Lily apporta son explication :
– Je crois qu’autrefois, à l’époque de notre ancienne vie, c’était une terre qui a supporté des années de combats. Peut-être la Première Guerre mondiale, peut-être aussi un peu la Seconde. Des millions d’obus, de bombes, de grenades et de cartouches s’y sont déversés. Et beaucoup n’ont jamais explosé. Alors maintenant la terre les vomit en les faisant sauter les uns après les autres. Un peu comme si elle recrachait le poison des hommes. Elle se purifie.
– Et nous sommes obligés de passer par là ?
– Les contourner nous prendrait pas loin de dix jours ! dit Piotr. Et au moins, pendant que nous sommes dans cette forêt, les Ozdults ne nous suivront pas. Ils n’osent pas s’y aventurer.
– Je les comprends !
– Allez, couchez-vous, demain à l’aube nous serons repartis.
Matt s’installa dans son duvet en grimaçant à cause de ses ecchymoses, les flancs de Plume comme oreiller. La chienne ronflait déjà doucement, épuisée par tant d’efforts.

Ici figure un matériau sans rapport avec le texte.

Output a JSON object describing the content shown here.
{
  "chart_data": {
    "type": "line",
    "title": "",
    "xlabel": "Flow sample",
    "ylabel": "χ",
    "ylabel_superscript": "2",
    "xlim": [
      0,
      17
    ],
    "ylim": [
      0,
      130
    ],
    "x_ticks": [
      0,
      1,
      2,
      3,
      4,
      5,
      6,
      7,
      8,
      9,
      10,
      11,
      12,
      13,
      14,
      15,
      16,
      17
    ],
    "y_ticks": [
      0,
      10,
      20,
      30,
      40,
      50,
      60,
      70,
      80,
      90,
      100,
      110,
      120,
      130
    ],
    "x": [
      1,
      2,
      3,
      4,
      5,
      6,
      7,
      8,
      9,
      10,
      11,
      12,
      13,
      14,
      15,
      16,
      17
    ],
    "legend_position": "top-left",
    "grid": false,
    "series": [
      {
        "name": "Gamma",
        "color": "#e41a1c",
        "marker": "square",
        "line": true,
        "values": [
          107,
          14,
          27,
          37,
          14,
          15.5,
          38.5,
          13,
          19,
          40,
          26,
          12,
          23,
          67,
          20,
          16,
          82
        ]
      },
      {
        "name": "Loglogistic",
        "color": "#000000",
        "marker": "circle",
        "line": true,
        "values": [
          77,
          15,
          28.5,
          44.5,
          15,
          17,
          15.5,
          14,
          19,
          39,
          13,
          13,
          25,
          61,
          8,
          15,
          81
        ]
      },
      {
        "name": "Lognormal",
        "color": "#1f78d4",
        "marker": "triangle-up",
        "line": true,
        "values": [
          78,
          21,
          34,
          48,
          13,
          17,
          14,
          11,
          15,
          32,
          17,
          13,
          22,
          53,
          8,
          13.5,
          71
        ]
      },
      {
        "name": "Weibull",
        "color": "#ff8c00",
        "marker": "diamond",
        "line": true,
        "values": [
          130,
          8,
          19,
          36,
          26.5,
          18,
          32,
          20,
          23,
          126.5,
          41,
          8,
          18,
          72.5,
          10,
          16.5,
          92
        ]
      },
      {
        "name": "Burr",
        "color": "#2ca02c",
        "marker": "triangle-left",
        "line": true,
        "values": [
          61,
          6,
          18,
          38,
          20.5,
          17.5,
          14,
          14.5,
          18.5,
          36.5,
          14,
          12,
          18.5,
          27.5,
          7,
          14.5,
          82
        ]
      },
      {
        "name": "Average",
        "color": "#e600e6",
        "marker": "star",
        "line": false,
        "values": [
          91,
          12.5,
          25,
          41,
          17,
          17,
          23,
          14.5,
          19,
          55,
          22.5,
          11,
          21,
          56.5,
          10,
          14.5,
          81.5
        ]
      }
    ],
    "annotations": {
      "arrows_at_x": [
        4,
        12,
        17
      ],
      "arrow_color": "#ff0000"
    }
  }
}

Matt observa les étoiles au-dessus de lui. Il y en avait tellement ! Il commença à les relier par un trait imaginaire. Cela lui rappela les grains de beauté d’Ambre qui formaient une carte. Celle des Cœurs de la Terre. Alors il se demanda si la disposition des étoiles était aussi hasardeuse qu’on l’avait toujours affirmé, si elles ne formaient pas elles aussi une carte complexe vers quelque secret formidable de l’univers. Après tout, plus il parcourait le monde, plus il prenait conscience de son ingéniosité, de ses sens cachés.
L’homme était décidément trop primaire pour pouvoir déchiffrer la route indiquée par les étoiles. Il n’en était pas encore là. C’était comme d’exiger d’une fourmi qu’elle réfléchisse à la théorie de la relativité d’Einstein.
Matt admira longtemps les petits points lumineux. Magiques. Et si lointains.
Puis il pensa à Ambre. Voyait-elle les mêmes étoiles que lui en cet instant précis ?
Il s’endormit enfin, l’esprit plein de confusion et d’humilité, sous un voile de tristesse.